Thursday, August 22, 2013

Read David Stockman

A new book by David Stockman, "The Great Deformation," challenges the current orthodoxy of financial market regulation.

This book is a great read.  Don't expect a calm and collected analysis.  This book is definitely not calm and collected.  Stockman takes on all comers and his style is blatantly polemical.  He aims his brickbats at the right and the left as he excoriates the rise of indebtedness, public and private, since the 1960s.

Don't think conservatives get a free ride in this book.  They don't.  Ronald Reagan and Milton Friedman are targets of Stockman.  Indeed, Stockman sees Reagan and Friedman as major culprits in the incredible growth of America's financial liabilities.  Some of this is, no doubt, sour grapes for his well-publicized split with the Reagan Administration in the 1980s when Stockman was Director of the Bureau of the Budget.  He resigned that post in a feud with the Reagan folks over their unwillingness to support spending reductions to accompany the famous Reagan tax cuts.

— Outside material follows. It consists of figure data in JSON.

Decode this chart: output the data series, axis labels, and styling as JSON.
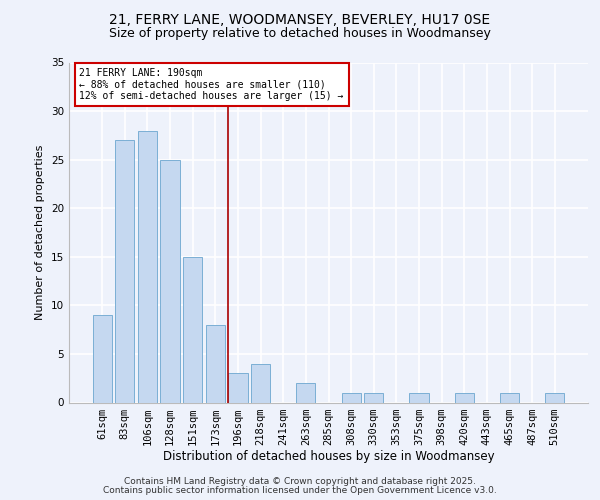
{
  "title1": "21, FERRY LANE, WOODMANSEY, BEVERLEY, HU17 0SE",
  "title2": "Size of property relative to detached houses in Woodmansey",
  "xlabel": "Distribution of detached houses by size in Woodmansey",
  "ylabel": "Number of detached properties",
  "categories": [
    "61sqm",
    "83sqm",
    "106sqm",
    "128sqm",
    "151sqm",
    "173sqm",
    "196sqm",
    "218sqm",
    "241sqm",
    "263sqm",
    "285sqm",
    "308sqm",
    "330sqm",
    "353sqm",
    "375sqm",
    "398sqm",
    "420sqm",
    "443sqm",
    "465sqm",
    "487sqm",
    "510sqm"
  ],
  "values": [
    9,
    27,
    28,
    25,
    15,
    8,
    3,
    4,
    0,
    2,
    0,
    1,
    1,
    0,
    1,
    0,
    1,
    0,
    1,
    0,
    1
  ],
  "bar_color": "#c5d8f0",
  "bar_edge_color": "#7bafd4",
  "vline_color": "#aa0000",
  "vline_x_index": 6,
  "annotation_text": "21 FERRY LANE: 190sqm\n← 88% of detached houses are smaller (110)\n12% of semi-detached houses are larger (15) →",
  "annotation_box_color": "white",
  "annotation_box_edge": "#cc0000",
  "ylim": [
    0,
    35
  ],
  "yticks": [
    0,
    5,
    10,
    15,
    20,
    25,
    30,
    35
  ],
  "footer1": "Contains HM Land Registry data © Crown copyright and database right 2025.",
  "footer2": "Contains public sector information licensed under the Open Government Licence v3.0.",
  "background_color": "#eef2fb",
  "grid_color": "white",
  "title1_fontsize": 10,
  "title2_fontsize": 9,
  "xlabel_fontsize": 8.5,
  "ylabel_fontsize": 8,
  "tick_fontsize": 7.5,
  "annotation_fontsize": 7,
  "footer_fontsize": 6.5
}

But, the heart and soul of Stockman's book is his interpretation of the 2008 financial crisis.  Here, Stockman makes a real contribution to what has been an embarassingly simple-minded consensus view of government policy.   Stockman argues that the federal government, including the Fed, should not have intervened to save AIG, Morgan Stanley and Goldman Sachs.  According to Stockman, saving these firms was the main purpose of the hastily-assembled $ 780 billion bailout backage, known as TARP.

Stockman argues that the financial system and the American economy was not threatened by the collapse of AIG, MS, and GS, as was argued at the time.  He shows, by analyzing the balance sheets of these firms, that the American economy could have easily survived the collapse of these firms.  Few, today, agree with that, but Stockman makes his case convincingly.

In essence, Stockman is challenging the "too big to fail" crowd that dominates government policy today and that dominated government policy in the Bush Administration in 2008.  By challenging a hackneyed consensus devoid of analytical underpinning, Stockman has done a great service, writing this book.  He's right.  Read his book.